Six major milestones mark critical validation points throughout the research:
\textbf{M1 (Month 4):} Confirms that startup procedures have been successfully translated to temporal logic using FRET with realizability analysis demonstrating consistent and complete specifications.
\textbf{M2 (Month 8):} Validates computational tractability by demonstrating that Strix can synthesize a complete discrete automaton from the formalized specifications. Delivers a conference paper submission to NPIC\&HMIT documenting the procedure-to-specification translation methodology.
\textbf{M3 (Month 12):} Achieves TRL 3 by proving that continuous controllers can be designed and verified to satisfy discrete transition requirements. Delivers an internal technical report demonstrating component-level verification.
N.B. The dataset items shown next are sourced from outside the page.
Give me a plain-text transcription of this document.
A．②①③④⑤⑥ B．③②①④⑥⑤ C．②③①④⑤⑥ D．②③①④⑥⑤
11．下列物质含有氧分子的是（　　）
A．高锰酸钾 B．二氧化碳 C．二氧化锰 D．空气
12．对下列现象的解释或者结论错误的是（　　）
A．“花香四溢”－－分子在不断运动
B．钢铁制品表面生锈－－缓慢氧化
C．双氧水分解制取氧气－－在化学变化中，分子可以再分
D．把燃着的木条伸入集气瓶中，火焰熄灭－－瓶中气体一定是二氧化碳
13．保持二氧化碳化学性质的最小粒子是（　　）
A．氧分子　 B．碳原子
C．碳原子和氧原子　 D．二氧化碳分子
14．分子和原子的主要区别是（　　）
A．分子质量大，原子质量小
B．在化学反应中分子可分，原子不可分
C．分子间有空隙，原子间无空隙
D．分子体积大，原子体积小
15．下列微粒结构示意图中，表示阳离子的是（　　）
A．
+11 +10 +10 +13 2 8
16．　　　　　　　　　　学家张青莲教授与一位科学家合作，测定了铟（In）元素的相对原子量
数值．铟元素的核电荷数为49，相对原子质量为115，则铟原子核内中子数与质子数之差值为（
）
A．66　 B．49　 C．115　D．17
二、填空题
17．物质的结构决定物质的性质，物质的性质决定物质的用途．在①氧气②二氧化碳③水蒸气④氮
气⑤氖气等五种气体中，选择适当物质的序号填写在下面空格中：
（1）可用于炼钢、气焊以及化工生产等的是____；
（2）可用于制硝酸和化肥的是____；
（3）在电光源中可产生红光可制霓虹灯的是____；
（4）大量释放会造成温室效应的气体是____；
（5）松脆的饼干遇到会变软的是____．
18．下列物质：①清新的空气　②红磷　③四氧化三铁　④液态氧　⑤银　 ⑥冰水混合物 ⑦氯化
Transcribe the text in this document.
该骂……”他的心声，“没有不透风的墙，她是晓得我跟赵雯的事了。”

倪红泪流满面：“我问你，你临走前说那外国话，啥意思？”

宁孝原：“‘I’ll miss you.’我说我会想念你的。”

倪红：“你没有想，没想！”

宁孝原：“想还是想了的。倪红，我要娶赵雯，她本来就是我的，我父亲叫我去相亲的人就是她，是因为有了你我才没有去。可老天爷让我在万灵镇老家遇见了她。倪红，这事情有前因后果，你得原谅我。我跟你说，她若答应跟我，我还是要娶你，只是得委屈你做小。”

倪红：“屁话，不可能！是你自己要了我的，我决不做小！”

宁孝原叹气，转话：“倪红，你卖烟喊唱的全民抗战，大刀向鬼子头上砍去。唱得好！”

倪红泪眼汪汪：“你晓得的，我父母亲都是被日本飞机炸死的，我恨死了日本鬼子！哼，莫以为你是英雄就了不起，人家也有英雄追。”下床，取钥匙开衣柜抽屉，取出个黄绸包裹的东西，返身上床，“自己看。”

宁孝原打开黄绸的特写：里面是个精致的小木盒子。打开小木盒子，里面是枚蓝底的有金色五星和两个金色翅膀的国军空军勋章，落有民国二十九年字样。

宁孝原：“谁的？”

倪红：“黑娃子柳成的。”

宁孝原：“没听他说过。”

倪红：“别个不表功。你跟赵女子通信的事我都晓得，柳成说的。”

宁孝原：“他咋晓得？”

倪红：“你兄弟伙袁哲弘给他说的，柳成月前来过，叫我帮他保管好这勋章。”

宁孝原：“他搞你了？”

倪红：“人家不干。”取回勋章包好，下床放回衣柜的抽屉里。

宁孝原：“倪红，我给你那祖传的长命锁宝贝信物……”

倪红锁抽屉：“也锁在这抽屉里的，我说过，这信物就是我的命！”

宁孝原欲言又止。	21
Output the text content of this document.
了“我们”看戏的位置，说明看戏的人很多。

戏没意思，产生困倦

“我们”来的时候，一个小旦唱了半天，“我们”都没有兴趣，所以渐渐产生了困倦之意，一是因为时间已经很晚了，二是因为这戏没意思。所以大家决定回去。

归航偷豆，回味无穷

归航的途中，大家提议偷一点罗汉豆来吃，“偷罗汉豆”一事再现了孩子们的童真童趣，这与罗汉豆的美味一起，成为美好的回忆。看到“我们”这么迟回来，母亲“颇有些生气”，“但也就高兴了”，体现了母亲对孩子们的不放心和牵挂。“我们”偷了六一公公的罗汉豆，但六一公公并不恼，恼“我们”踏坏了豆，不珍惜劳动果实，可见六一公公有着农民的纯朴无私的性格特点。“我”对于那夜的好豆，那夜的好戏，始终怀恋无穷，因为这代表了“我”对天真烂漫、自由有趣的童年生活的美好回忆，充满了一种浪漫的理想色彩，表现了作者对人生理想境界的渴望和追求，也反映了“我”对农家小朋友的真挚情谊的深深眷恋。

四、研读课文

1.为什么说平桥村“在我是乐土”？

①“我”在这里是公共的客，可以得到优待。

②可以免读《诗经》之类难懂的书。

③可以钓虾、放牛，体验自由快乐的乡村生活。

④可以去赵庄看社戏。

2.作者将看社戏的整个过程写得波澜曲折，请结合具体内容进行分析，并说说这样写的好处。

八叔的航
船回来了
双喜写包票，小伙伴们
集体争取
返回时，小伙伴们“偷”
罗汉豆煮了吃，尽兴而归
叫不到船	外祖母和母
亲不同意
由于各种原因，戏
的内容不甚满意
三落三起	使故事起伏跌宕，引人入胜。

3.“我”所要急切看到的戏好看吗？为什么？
\textbf{M4 (Month 16):} Achieves TRL 4 through integrated simulation demonstrating that component-level correctness composes to system-level correctness. Delivers a journal paper submission to IEEE Transactions on Automatic Control presenting the complete hybrid synthesis methodology.
\textbf{M5 (Month 20):} Achieves TRL 5 by demonstrating practical implementability on industrial hardware. Delivers a conference paper submission to NPIC\&HMIT or CDC documenting hardware implementation and experimental validation.
\textbf{M6 (Month 24):} Completes the dissertation documenting the entire methodology, experimental results, and research contributions.